Family and Friends of Ron Isroelit
Our dad was an avid old movie buff, and he especially loved Laurel & Hardy films. I remember many times (pre-video/DVD/Internet) when he would setup his 16mm projector and screen Laurel & Hardy titles like Brats (1930) and Hog Wild (1930) in the basement of our house or outside on a warm summer night so that the kids in the neighborhood could also see them. We'd watch them once, then rewind and watch them again and again. It was the memory of this enjoyment and his passion for classic films that motivated us to look for a unique way to honor his memory after he passed away. This led us to the discovery of the UCLA Film & Television Archive's restoration program and the idea of restoring a film in his honor.
At the first meeting with the UCLA archivists, we were amazed at the list of films that needed to be restored: features, shorts, serials, westerns, comedies, silent and sound eras. Wow! What an opportunity, but how do you decide? Then we saw a few Laurel & Hardy titles on the list, and we knew immediately that restoring one of those would be a perfect way to honor his memory—and that his love for Laurel & Hardy films that he'd passed down not only to his kids, but also to his grandkids would live on. We settled on a classic Laurel & Hardy title called Helpmates (1932). It was a great way to give back to a specific cause that had meant so much to him during his life. And what better way to insure that future generations could benefit from the timeless Laurel & Hardy humor than to restore a classic title within the UCLA Film & Television Archive library.
Ken and Carol Schultz
Our first exposure to classic films of the 1930s through the 1950s was during the 1970s in our hometown of Pittsburgh, Pennsylvania, where a guy named Rege Cordic hosted "Sunday Afternoon at the Movies." There were probably dozens of these Sunday afternoon matinee shows on air throughout the country at that time, but those shows were not hosted by Rege Cordic.
Rege had grown up in Pittsburgh and worked in radio during the '40s and '50s and moved to Los Angeles in the '60s to begin an acting career in television, but he returned to Pittsburgh regularly to host his show. Rege did a wonderful job of analyzing plots and characters, and describing the skills exhibited by actors and directors in creating fascinating depictions of human aspirations, fears and dreams—along with aspects of the films that nobody else ever talked about. Our love of classic films and belief that it is critical to preserve them is as much a result of our childhood memories of watching these films and learning about the complexities of life from them as it is the quality of the stories, phenomenal acting and talented people who brought them to life.
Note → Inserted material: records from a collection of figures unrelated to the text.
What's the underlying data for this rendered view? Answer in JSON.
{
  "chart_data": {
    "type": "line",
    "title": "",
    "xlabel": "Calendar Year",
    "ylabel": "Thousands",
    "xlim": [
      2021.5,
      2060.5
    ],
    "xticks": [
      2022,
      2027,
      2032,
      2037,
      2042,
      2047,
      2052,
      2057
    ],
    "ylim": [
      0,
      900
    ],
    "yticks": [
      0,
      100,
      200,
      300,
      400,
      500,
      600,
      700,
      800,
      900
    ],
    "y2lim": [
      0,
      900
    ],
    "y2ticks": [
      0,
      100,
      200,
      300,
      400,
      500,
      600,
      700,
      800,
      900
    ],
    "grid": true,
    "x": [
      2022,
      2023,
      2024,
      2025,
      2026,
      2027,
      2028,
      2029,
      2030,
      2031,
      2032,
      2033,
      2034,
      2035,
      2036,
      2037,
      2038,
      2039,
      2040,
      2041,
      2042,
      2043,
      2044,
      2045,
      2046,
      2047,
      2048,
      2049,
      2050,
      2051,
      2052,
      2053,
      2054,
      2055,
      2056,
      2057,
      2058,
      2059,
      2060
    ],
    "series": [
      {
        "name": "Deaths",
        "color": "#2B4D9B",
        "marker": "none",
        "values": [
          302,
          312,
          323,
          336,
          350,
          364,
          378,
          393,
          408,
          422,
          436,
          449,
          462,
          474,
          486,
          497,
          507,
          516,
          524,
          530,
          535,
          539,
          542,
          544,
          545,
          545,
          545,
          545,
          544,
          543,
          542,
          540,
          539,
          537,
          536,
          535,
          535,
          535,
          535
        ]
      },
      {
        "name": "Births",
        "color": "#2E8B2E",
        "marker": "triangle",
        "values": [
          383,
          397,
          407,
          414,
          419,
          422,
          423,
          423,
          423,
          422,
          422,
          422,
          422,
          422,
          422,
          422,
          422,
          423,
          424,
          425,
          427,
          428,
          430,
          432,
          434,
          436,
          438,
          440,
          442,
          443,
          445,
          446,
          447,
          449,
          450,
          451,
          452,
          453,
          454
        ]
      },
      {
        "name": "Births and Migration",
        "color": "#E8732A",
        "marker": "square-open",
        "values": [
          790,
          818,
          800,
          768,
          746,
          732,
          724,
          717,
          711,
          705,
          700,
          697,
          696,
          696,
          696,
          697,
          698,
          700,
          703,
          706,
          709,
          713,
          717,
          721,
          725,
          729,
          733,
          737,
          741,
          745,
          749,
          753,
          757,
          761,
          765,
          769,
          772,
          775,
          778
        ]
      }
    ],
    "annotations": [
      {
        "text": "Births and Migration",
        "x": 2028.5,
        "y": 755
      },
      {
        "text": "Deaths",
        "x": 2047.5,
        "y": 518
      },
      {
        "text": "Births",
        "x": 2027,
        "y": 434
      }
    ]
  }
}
We are so pleased to be able to further our understanding of, and experience with, classic film and moving image through our involvement with the UCLA Film & Television Archive. It has been quite meaningful to us that our philanthropic support of the Archive means not only our favorite films, but also other portions of the Archive collection can be preserved and accessed for future generations to study and enjoy.
Thank you Rege, and thank you to those at UCLA who dedicate their lives to this mission.